Best practices for batching data for stateful LSTM and text generation

I’m building an LSTM network for text generation and will train it using the first chapter of a book. My understanding is that this is a good use case for a stateful LSTM since this represents document-level prediction. However, I’m having issues understanding what the best structure for batches is and how to create a custom DataLoader for this purpose.

One approach I’ve though of is to create batches that have a continuous part of the chapter’s text and are shaped (batch_size, timesteps) (timesteps = words). That is, if you merged the batches by their columns, you get a part of the chapter’s text. Here’s an example of what the batch inputs would look like:

Batch #1
--------------------------------Timesteps --------------------
batch element 1| word_1 | word_2 | word_3 |
batch element 2| word_2 | word_3 | word_4 |
batch element 3| word_3 | word_4 | word_5 |

Batch #2
--------------------------------Timesteps --------------------
batch element 1| word_4 | word_5 | word_6 |
batch element 2| word_5 | word_6 | word_7 |
batch element 3| word_6 | word_7 | word_8 |

The target batch would have the timesteps shifted by +1 so the model predicts the next word for the corresponding timestep in the input batch. Note each row in a batch starts +1 timestep from the above row.

I believe this approach would allow to pass the LSTM states between batch iterations, since the i-th row of a given batch has the text that precedes the text of the next batch’s i-th row. The states resulting form the LSTM layer have shape (num_layers, batch_size, hidden_out), so there is correspondence across the batch dimension in the inputs and the LSTM states.

I tried to create custom Dataset and DataLoader classes for this purpose but have gotten weird results. Specifically, my questions are:

  1. Is the mentioned batch structure a good approach for creating batches for training a text generation LSTM?
  2. Are custom classes of DataLoader a good approach here or is it better to create a tensor with the input info and iterate over it with indexes in the training function?


Yes, this organization of batches should be the correct way to go if you want to “preserve” the hidden state between batches. You probably want to detach() the hidden state though to avoid your computational graph exploding.

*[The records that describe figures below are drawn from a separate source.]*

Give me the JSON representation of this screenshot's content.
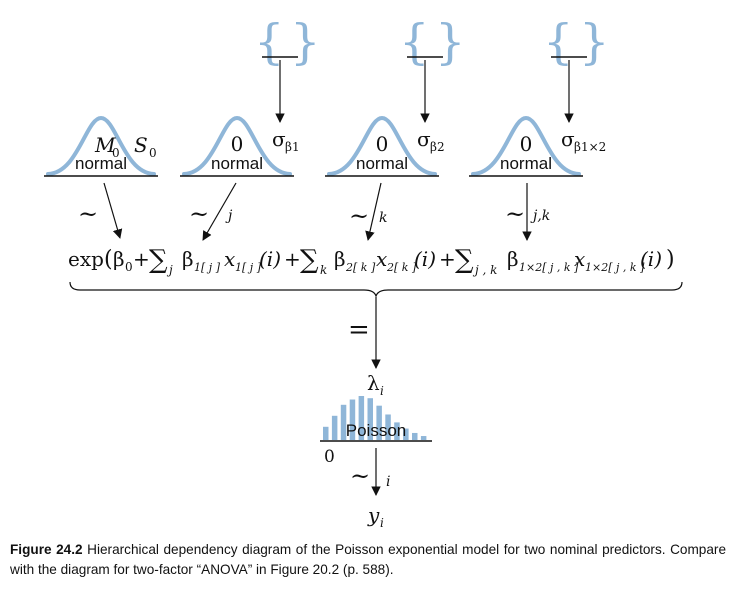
{
  "priors": [
    {
      "dist": "normal",
      "mean": "M",
      "mean_sub": "0",
      "sd": "S",
      "sd_sub": "0"
    },
    {
      "dist": "normal",
      "mean": "0",
      "sd": "σ",
      "sd_sub": "β1"
    },
    {
      "dist": "normal",
      "mean": "0",
      "sd": "σ",
      "sd_sub": "β2"
    },
    {
      "dist": "normal",
      "mean": "0",
      "sd": "σ",
      "sd_sub": "β1×2"
    }
  ],
  "tilde": "~",
  "edge_indices": [
    "j",
    "k",
    "j,k"
  ],
  "equation": {
    "exp": "exp",
    "open": "(",
    "beta": "β",
    "b0_sub": "0",
    "plus": "+",
    "sum": "∑",
    "sum_j": "j",
    "sum_k": "k",
    "sum_jk": "j , k",
    "b1_sub": "1[ j ]",
    "x": "x",
    "x1_sub": "1[ j ]",
    "b2_sub": "2[ k ]",
    "x2_sub": "2[ k ]",
    "b12_sub": "1×2[ j , k ]",
    "x12_sub": "1×2[ j , k ]",
    "i": "(i)",
    "close": ")"
  },
  "equals": "=",
  "lambda": "λ",
  "lambda_sub": "i",
  "likelihood": {
    "dist": "Poisson",
    "zero": "0",
    "bars": [
      0.3,
      0.55,
      0.8,
      0.92,
      1.0,
      0.95,
      0.78,
      0.58,
      0.4,
      0.26,
      0.16,
      0.09
    ]
  },
  "index_i": "i",
  "y": "y",
  "y_sub": "i",
  "caption": {
    "label": "Figure 24.2",
    "text": "Hierarchical dependency diagram of the Poisson exponential model for two nominal predictors. Compare with the diagram for two-factor “ANOVA” in Figure 20.2 (p. 588)."
  }
}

You can probably implement this using a Dataset and a Sampler. Here is a basic example that uses this approach to create batches where all sequences in a batch are guaranteed to have the same length. As you can see, the relevant logic is in the Sampler class.

Thanks @vdw! I’ll keep in mind your example with Sampler for future implementations. I actually managed to implement this in a different way with an approach I found on a book: They took the encoded text (list of embedding indexes representing the text) and divide it into chunks, with each chunk sliding +1 word with respect to the previous one. The chunks are sized seq_len +1, so that each chunk contains the input sequence for the model and the target sequence (input: [0:-1], target: [1:]). A Dataset custom class retrieves a chunk from the chunks list by index and returns a tuple with the input and target for the model. This custom Dataset is passed to DataLoader with drop_last=True, generating mini-batches that are contiguous as I described above.